Los boletines de correos electrónicos son un poderoso instrumento o todo lo contrario. Permiten crear una lista fiel de suscriptores a los que venderles productos o servicios, pero por otro lado en muchos casos también se acumulan de forma incesante e interminable, sin abrir, en viejas direcciones de correo electrónico olvidadas. Prácticamente cualquier cosa que se venda se puede prestar a protagonizar un boletín y la literatura, por supuesto, no ha sido una excepción. Sin embargo, en los últimos años hemos visto como esta herramienta aplicada a la literatura ha discurrido por cauces inusitados con plataformas como Substack.

Lanzada en 2017, Substack permite a los escritores crear sus propios boletines y configurar diferentes niveles de suscripción para que los lectores accedan a ellos, combinando contenidos gratuitos con otros de pago. La plataforma comenzó en territorios más tradicionales como la prensa pero no tardó en dar el salto al mundo editorial. El matiz diferenciador con respecto a los modelos anteriores es que la monetización del servicio en lugar de provenir de la publicidad llega de las suscripciones, algo que, según la filosofía de Substack, permite una escritura más profunda, reflexiva e imparcial.

Aunque si algo ha supuesto un empujón definitivo para consolidar Substack como un servicio serio para monetizar la difusión literaria ha sido la decisión por parte de Salman Rushdie de utilizar la plataforma para publicar su última novela, llegando el escritor a hablar incluso de la muerte del libro impreso. Una apreciación que no deja de ser aventurada teniendo en cuenta que con toda seguridad la novela de Rushdie acabara tarde o temprano en los círculos editoriales tradicionales, como ha pasado con otros experimentos de autoedición digital de autores importantes como David Mitchell o Neil Gaiman.

Desde sus comienzos, la plataforma ha ofrecido avances a los escritores más prometedores, como medida de apoyo mientras crecían sus listas de suscriptores. Más tarde, esta práctica acabó formalizándose en Substrack Pro, donde escritores que cumplen con determinados requisidos, como es el caso de Rushdie, reciben una tarifa inicial para producir contenido a cambio de un porcentaje más alto de sus tarifas de suscripción durante su primer año de escritura. Los anticipios pagados, diferentes cantidades según el autor, no son demasiado diferentes de los que daría una editorial tradicional. Si a esto le añadimos otros servicios de la plataforma como servicios de diseño o asesoramiento legal, y que no se reclaman derechos de autor ni responsabilidades sobre el contenido producido, se puede considerar como un sustituto de la editorial tradicional.

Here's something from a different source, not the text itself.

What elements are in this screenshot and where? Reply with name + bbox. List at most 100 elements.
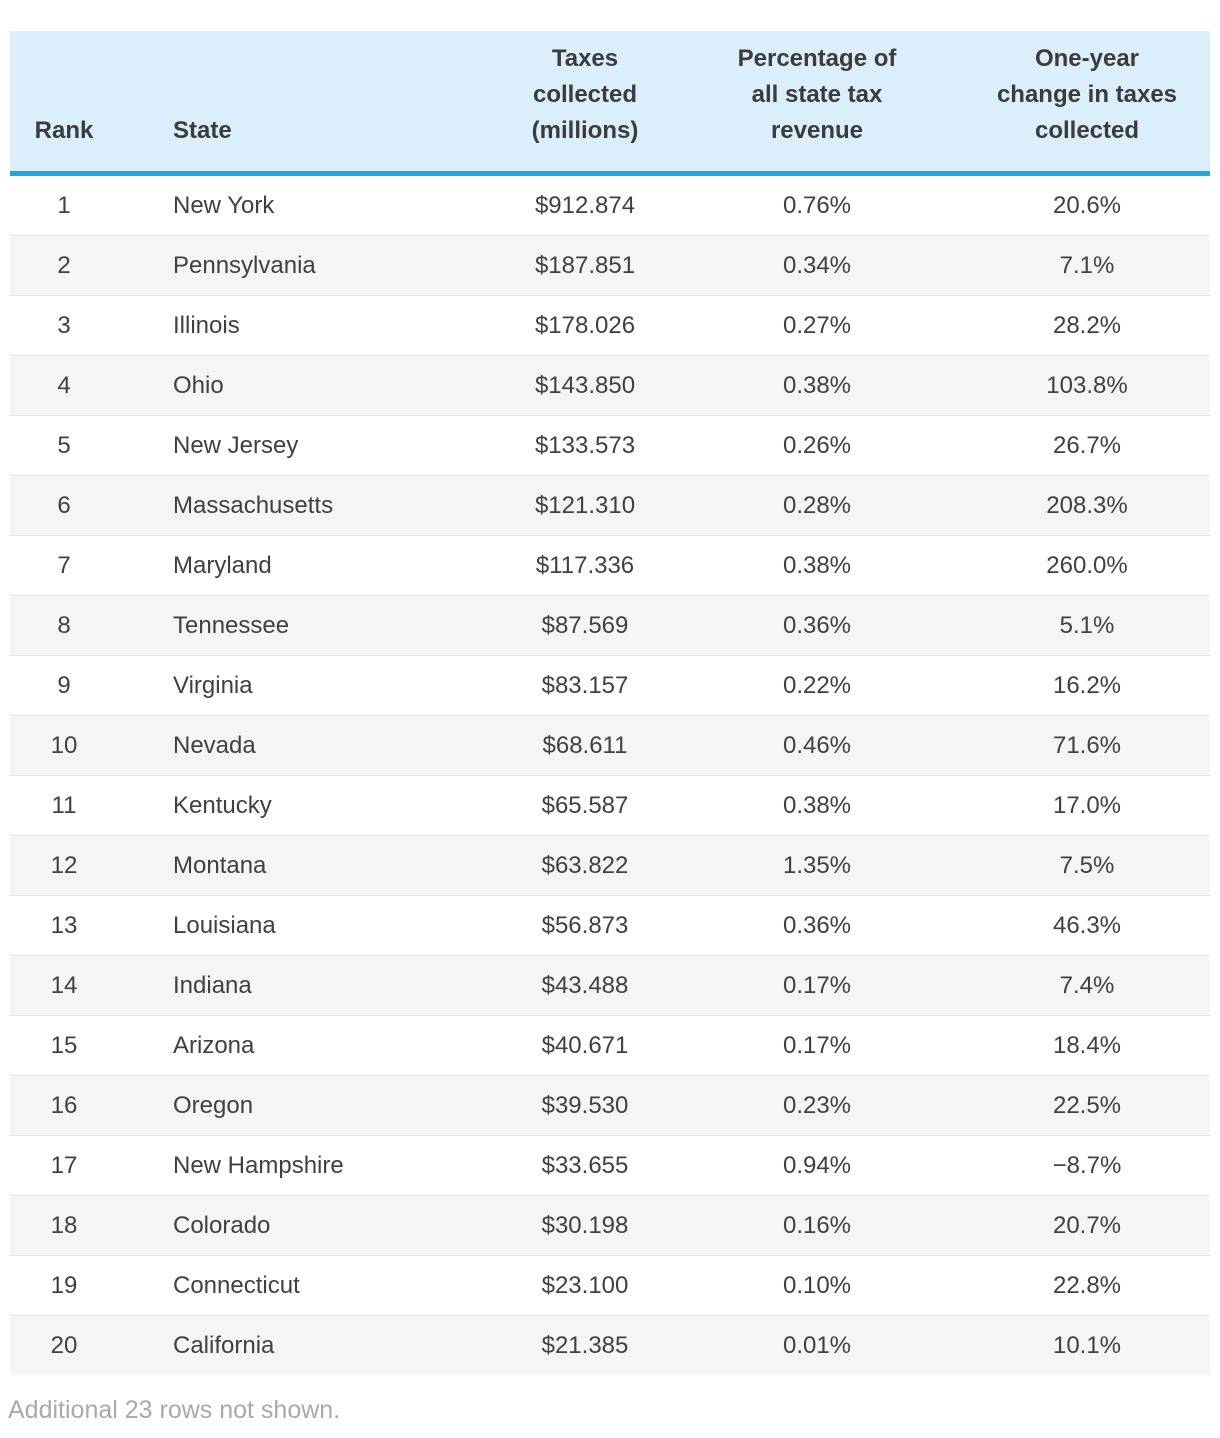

Lejos de suponer una innovación radical dentro del ecosistema literario, servicios como Substack presentan algunas sombras que no hay que obviar. Para empezar, se podría pensar que este giro hacia un modelo de publicación más tradicional permite que un pequeño número de autores rentables permita la difusión de nuevos escritores, pero lo cierto es que más bien ha ocurrido lo contrario: las ganancias generadas por el trabajo de la mayor parte de los escritores se han usado para atraer a escritores más reconocidos. Pero mucho más importante es lo que ha puesto sobre la mesa el reciente abandono de la plataforma por parte del crítico y novelista trans Jude Doyle, que la filosofía inicial de Substack, que daba cobijo a escritores más marginados, ahora está centrándose en autores más reconocidos, sin importar su ideología, como se demostró con algunos casos en los que se utilizó la plataforma para difundir ideas anti-trans o fomentar el acoso.

Y en lugar de rectificar esas laxas políticas, los fundadores de Substack se amparan en que si el usuario no está de acuerdo con el servicio basta con darle al botón de cancelar la suscripción. Ciertamente, el enfoque de Substack puede no ser atractivo para todo el mundo, lo que explica que hayan aparecido otras alternativas, como Ghost, una plataforma sin ánimo de lucro, con un enfoque más decidido en la moderación de las ideas. De hecho, Substack no fue la primera plataforma que ofrecía este tipo de servicios: el camino fue allanado por TinyLetter, que fue fundada en 2010, pero que casi cerró hace dos años, lo que ilustra la naturaleza voluble del modelo. Lo único que parece estar claro es que el uso de los boletines por correo electrónico todavía es un experimento que todavía está en pañales y solo el tiempo dirá si será lo suficientemente sostenible como para quedarse.